Le parole che Michele Marziani ha scelto per scrivere in esordio «La trota ai tempi di Zorro» (per i tipi della di Derive Approdi) hanno qualche cosa in comune con un “vecchio” (lui stesso di definisce così) della letteratura italiana: Erri De luca. Lo so, non “fa” fine paragonare due scrittori, ma la tecnica stilistica e la profondità di molti passaggi del testo, assomigliano alla narrativa dello scrittore napoletano. Questo per rendere in chiaro la cifra dello stile minimalista, anzi, per meglio scrivere, intimista di Marziani. Della storia, premetto, non segnalerò nulla se non che è un mondo affastellato di ricordi vissuti da Stefano Baldazzi Morra, tredicenne e con un paio di occhiali difficili da portare. Impeccabile e centrale la capacità, nient’affatto gratuita, di Michele Marziani nel cancellare visuali e schemi mentali adulti per filtrarli attraverso lo sguardo di un adolescente che si cresce con i primi peluzzi, come cresce tutto ciò che gli sta intorno. Un racconto esistenziale e narrato tutto presa diretta da Stefano Baldazzi Morra, con un controllo dello spazio, del tempo e della memoria che fanno di Marziani uno scrittore perspicace e leggero.

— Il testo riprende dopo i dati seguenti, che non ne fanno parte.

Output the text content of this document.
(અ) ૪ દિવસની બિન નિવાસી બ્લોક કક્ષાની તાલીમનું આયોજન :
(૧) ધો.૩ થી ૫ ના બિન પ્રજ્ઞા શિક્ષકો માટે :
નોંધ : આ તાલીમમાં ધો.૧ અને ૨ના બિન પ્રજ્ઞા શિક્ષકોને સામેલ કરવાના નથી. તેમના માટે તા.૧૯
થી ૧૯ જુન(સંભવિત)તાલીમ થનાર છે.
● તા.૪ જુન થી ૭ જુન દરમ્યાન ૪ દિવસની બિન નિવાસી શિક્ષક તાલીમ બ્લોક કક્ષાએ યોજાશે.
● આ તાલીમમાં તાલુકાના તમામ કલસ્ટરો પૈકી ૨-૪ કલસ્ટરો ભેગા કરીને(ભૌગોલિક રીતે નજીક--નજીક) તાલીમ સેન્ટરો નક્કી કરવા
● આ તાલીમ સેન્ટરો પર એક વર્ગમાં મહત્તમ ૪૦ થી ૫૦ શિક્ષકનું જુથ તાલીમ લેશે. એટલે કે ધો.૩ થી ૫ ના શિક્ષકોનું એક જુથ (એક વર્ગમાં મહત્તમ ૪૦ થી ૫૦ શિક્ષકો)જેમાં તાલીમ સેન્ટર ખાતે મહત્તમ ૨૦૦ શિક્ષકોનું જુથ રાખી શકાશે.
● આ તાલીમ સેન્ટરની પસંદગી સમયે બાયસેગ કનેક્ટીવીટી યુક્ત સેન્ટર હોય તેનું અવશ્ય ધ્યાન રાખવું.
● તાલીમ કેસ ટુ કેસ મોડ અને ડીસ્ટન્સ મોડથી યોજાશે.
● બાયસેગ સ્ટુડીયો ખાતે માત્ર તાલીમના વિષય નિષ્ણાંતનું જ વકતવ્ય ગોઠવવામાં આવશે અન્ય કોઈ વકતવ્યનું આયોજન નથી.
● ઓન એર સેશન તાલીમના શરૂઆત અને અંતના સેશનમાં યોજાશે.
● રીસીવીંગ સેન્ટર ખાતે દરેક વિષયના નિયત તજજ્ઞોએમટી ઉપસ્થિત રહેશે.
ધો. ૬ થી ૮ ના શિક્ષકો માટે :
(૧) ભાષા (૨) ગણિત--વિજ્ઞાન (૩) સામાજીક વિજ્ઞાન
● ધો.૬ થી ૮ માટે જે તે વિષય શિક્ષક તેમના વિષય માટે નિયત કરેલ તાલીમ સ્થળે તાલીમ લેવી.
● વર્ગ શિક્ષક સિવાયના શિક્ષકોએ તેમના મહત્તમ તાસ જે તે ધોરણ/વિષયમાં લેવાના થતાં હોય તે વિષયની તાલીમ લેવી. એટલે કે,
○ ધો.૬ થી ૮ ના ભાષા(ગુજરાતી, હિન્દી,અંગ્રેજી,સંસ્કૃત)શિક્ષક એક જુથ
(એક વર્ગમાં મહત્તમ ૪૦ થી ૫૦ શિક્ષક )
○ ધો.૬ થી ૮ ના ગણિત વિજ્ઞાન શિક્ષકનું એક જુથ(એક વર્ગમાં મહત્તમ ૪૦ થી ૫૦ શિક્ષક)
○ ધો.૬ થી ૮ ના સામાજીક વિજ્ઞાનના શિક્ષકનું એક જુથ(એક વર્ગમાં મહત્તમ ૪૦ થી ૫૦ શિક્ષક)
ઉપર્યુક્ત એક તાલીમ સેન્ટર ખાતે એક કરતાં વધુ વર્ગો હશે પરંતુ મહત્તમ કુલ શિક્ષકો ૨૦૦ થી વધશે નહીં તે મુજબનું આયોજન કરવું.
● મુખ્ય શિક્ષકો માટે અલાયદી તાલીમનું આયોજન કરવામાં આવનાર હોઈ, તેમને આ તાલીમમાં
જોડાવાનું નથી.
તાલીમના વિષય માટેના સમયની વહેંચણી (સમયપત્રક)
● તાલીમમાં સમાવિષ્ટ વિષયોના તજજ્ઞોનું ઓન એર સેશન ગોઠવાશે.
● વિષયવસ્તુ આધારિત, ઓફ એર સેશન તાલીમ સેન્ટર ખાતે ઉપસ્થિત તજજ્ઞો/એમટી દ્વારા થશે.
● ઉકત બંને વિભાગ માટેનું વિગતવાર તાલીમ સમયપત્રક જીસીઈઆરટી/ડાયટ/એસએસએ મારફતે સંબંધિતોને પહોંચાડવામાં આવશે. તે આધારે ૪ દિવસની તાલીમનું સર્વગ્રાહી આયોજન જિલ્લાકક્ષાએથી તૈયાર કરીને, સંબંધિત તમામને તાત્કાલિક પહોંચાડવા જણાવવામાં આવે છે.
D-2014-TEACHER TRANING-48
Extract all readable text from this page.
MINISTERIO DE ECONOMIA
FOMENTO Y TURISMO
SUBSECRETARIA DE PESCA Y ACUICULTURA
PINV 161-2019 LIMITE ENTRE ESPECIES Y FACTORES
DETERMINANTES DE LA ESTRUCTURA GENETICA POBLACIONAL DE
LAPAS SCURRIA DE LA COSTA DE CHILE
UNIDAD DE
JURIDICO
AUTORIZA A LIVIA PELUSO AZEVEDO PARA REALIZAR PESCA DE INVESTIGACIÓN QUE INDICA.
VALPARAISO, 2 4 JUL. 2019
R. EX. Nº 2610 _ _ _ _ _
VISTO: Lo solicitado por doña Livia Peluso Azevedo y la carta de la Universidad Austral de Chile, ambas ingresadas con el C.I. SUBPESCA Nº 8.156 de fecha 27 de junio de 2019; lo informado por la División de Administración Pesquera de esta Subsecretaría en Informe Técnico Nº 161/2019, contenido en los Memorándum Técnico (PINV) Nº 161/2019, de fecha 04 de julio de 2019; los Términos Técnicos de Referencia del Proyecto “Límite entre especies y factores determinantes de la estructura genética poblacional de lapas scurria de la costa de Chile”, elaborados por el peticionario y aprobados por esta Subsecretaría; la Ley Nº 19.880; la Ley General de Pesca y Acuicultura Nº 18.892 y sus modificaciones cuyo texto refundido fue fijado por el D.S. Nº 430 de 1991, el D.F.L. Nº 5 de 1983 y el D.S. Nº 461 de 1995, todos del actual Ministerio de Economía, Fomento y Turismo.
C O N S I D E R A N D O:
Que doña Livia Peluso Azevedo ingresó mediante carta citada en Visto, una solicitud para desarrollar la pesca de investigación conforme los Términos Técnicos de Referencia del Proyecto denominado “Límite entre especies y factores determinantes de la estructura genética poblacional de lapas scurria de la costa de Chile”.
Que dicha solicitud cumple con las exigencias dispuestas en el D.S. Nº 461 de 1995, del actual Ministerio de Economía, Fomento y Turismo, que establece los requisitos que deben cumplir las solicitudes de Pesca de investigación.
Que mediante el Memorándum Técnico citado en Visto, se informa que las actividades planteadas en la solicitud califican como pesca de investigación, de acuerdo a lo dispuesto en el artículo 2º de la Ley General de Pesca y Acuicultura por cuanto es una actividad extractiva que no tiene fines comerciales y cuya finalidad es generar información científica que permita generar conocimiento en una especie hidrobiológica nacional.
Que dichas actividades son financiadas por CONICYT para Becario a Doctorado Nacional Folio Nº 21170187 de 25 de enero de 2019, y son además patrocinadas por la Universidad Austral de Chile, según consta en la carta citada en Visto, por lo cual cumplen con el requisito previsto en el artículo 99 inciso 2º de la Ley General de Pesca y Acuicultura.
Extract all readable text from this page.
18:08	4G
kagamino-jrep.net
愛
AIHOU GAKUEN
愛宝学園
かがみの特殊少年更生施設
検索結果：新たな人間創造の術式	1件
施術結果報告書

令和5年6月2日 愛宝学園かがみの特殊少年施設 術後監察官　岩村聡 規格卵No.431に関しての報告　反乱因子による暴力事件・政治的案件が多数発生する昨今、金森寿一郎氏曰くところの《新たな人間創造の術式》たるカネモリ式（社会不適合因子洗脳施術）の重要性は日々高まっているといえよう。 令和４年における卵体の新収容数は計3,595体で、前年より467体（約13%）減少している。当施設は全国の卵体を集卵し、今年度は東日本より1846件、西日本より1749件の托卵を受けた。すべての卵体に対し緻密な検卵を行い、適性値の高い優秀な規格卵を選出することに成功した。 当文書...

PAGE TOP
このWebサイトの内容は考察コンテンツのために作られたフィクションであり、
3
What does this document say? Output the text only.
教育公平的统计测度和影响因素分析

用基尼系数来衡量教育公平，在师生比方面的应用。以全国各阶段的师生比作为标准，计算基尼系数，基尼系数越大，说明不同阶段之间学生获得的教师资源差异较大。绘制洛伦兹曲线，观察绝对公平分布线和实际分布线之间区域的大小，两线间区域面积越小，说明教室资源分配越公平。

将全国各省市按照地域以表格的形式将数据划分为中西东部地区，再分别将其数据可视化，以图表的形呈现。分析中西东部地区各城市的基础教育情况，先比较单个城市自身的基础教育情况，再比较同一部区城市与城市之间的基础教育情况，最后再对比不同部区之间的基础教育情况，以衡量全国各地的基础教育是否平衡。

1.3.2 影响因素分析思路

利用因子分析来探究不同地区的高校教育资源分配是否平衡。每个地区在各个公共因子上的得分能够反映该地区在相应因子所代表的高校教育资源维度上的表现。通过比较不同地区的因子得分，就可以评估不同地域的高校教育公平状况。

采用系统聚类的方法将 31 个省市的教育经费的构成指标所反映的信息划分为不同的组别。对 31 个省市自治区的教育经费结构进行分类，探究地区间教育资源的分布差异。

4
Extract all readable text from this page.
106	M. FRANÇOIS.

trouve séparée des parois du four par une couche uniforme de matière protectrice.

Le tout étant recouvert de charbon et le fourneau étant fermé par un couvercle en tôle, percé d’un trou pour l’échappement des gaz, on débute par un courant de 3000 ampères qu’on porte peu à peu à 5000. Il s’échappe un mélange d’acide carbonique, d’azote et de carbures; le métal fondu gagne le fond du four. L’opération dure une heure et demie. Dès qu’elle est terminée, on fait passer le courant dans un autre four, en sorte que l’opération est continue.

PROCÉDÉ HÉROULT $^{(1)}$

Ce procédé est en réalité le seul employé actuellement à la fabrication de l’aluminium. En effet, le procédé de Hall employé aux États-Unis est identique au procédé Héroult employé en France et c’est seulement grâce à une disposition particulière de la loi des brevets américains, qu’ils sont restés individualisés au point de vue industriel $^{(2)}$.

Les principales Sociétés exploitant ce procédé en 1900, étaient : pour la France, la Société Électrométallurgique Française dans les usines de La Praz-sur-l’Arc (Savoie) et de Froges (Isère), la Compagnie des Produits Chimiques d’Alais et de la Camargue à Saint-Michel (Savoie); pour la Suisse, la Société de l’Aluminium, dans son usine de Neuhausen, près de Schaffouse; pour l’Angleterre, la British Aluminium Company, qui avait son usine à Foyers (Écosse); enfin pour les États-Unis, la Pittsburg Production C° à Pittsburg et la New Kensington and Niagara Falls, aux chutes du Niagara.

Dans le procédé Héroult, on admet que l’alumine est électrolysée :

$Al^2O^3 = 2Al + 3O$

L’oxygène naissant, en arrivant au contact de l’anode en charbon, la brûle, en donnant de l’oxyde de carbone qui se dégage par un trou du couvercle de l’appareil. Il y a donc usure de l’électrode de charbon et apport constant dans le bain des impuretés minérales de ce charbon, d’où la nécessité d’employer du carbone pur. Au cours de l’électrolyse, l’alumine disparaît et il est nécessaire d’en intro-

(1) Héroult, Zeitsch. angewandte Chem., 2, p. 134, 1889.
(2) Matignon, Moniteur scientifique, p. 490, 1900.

Ecco perché è un libro riuscito, capace di aprire un cerchio per chiuderlo senza l’utilizzo di fuochi d’artificio. Nel mondo di Stefano Baldazzi Morra, la mamma e il papa diventano le figure di quando avevamo superato da poco la prima decade di vita, la scuola riassume con delicata ma precisa presenza il luogo che era quando tutti la frequentavamo agitati e “subbugliati” da tutti i sensi del mondo e le immaginazioni gonfie di speranze di quel periodo. Così la pesca alla trota diventa un modo per non consentire al cinismo della gente di travolgere la gioia di Stefano Baldazzi Morra e la sua vitalità non sbandierata, caso mai sommessa, per poi ridurla a tristezza infinita, una sorta di chiave di lettura del mondo. Allora non rimangono altro che i ricordi di quando tutto era, si instabile, visionario e trepidante, ma con un futuro che regalava sogni a mani piene.
Un assemblaggio di parole assiepate dalla capacità di non scadere mai nella retorica e nel manierismo. Ritratti di fiumi, strade, case, colori, litigi fra bambini e il ricordo di un padre intristito d’alcol e condurre una vita da barbone. Il finale, scrivo solo, che è travolgente nella sua metodica quotidianità crepuscolare ma venata dalla illibatezza di Stefano Baldazzi Morra.